Day Ten: A Playlist, Swollen Tears, and Forward Steps
January 17, 2025
Tobin surprised me today with a Spotify playlist he made just for me. It’s incredible how music can anchor you when everything else feels unsteady. Each song feels like a reminder that someone’s thinking of me, rooting for me. If you want to hear what care sounds like, here’s the link: Spotify Playlist.
The day started with some discomfort. My incision area was swollen this morning, likely from fluid buildup. Turning my neck feels like trying to move through wet cement—heavy, stiff, but thankfully not painful. These small challenges are constant reminders of what my body has endured and how much work it’s doing to repair itself. Every little ache is a quiet nudge: slow down, be patient, let it heal.
Amid all this, my friends have been a lifeline. Emails, texts, heartfelt messages—they’ve come pouring in and caught me off guard in the best way. Tears aren’t just for frustration or fear today; they’ve flowed from gratitude. I feel so fortunate to have people who care this deeply, who remind me I’m not walking this road alone. But one thing weighs heavy—telling the Scouts I’ve led for so many years. How do I explain this to them? How do I put into words what this chapter of my life looks like? The thought of their reactions brings tears to my eyes every time I imagine it.

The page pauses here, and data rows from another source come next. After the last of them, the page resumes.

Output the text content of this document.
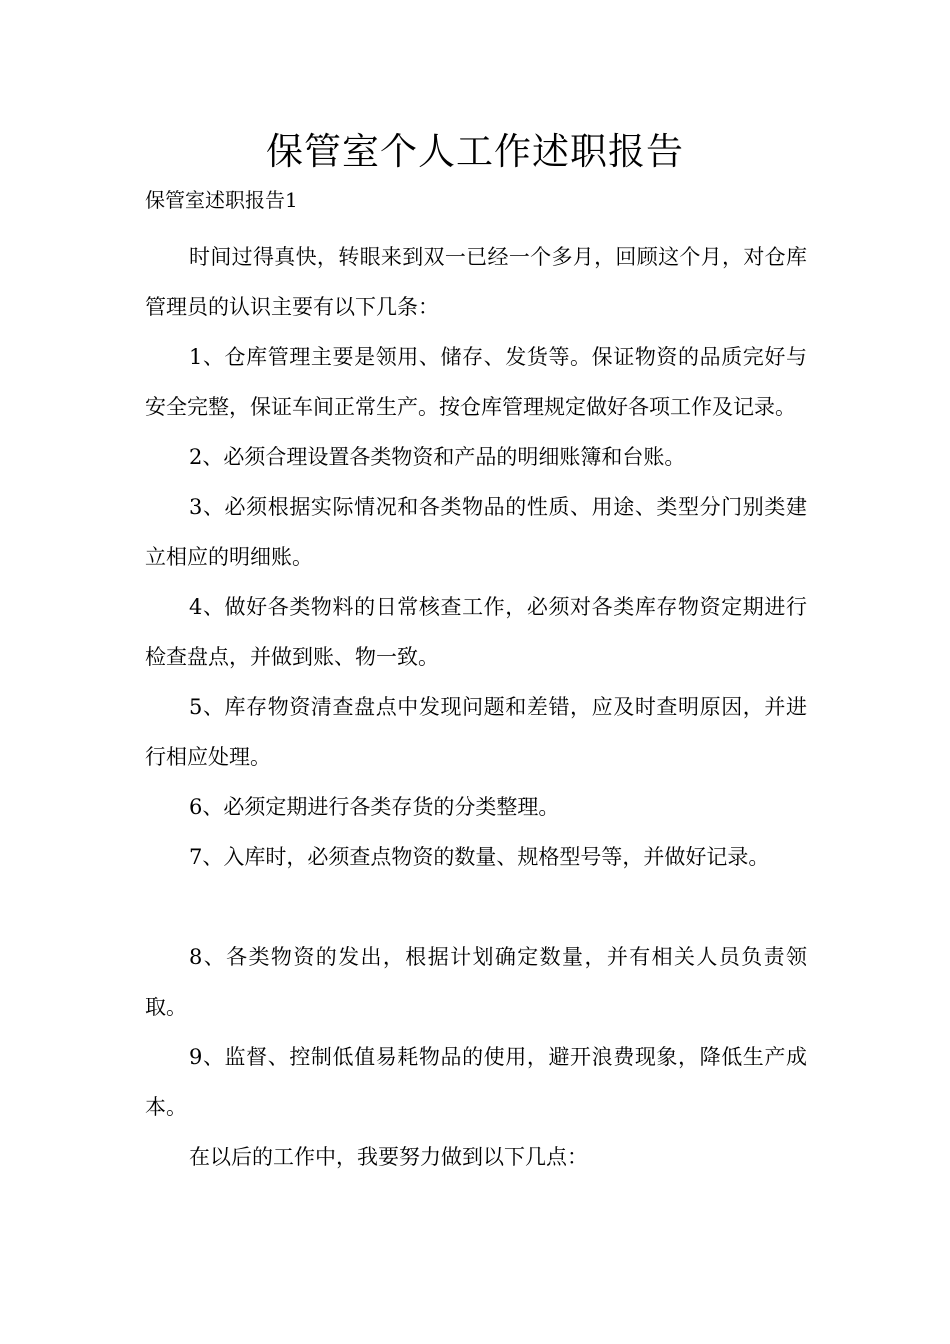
保管室个人工作述职报告

保管室述职报告1

时间过得真快，转眼来到双一已经一个多月，回顾这个月，对仓库管理员的认识主要有以下几条：

1、仓库管理主要是领用、储存、发货等。保证物资的品质完好与安全完整，保证车间正常生产。按仓库管理规定做好各项工作及记录。

2、必须合理设置各类物资和产品的明细账簿和台账。

3、必须根据实际情况和各类物品的性质、用途、类型分门别类建立相应的明细账。

4、做好各类物料的日常核查工作，必须对各类库存物资定期进行检查盘点，并做到账、物一致。

5、库存物资清查盘点中发现问题和差错，应及时查明原因，并进行相应处理。

6、必须定期进行各类存货的分类整理。

7、入库时，必须查点物资的数量、规格型号等，并做好记录。

8、各类物资的发出，根据计划确定数量，并有相关人员负责领取。

9、监督、控制低值易耗物品的使用，避开浪费现象，降低生产成本。

在以后的工作中，我要努力做到以下几点：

Alex stopped by briefly today, a comforting presence in the whirlwind of emotions and logistics. Sometimes, just seeing a familiar face can ground you.
This morning, the attending physician visited but didn’t give me the green light for discharge. My kidney functions are still not where they need to be, and we’ve been monitoring them closely. The oncologist plans to review everything later, but I wasn’t expecting to head home until tomorrow.
And then—things shifted. Discharged after lunch.
Walking out of the hospital felt surreal. I’d been anticipating this moment, but there’s a quiet unease that comes with it too. Being at home again is a relief, but it’s also daunting. The next stage of this journey looms ahead, and I know it’s going to be harder than the first. The surgery was only the beginning—a physical hurdle I had to clear. Now, the mental and emotional work begins. Chemo starts soon, and the idea of that feels like standing at the base of a mountain, staring up, knowing the climb will test every ounce of my strength.
There’s so much to do, so much to prepare for. Scheduling appointments for next week is just the beginning. On Tuesday, I’ll have a port put in for chemo. It’s all happening so quickly, yet each step feels like it’s stretching time, making everything seem longer, heavier. The reality of what’s coming feels like a shadow just behind me, ever-present and impossible to ignore.
Dinner tonight was with Maria, just the two of us. We had Thai food—something I was looking forward to, but it wasn’t quite as satisfying as I’d hoped. Maybe it’s my taste buds adjusting, or maybe it’s that my mind is too busy to let me fully enjoy things right now.
As I anticipate sleeping in my own bed tonight, I feel a mix of emotions. Relief, for sure, to be in familiar surroundings, but also a sense of weight. Home is a sanctuary, but it’s also where I’ll begin this next phase—a phase that demands more from me than anything I’ve faced so far. I’ll need to summon mental strength I’m not sure I have yet. But for tonight, I’ll take a deep breath and focus on the small comforts: the softness of my pillow, the quiet of my room, the sense of being somewhere safe.
For now, it’s about keeping things simple:
Low sodium, high protein.
Hydrate, hydrate, hydrate.
Rest as much as I can.
These small steps, these incremental efforts—they’re my foundation for what’s to come. Today taught me patience, but tomorrow will ask for resilience. I don’t know exactly how I’ll do it, but I know I will. One small step forward at a time, because forward is the only direction I can go.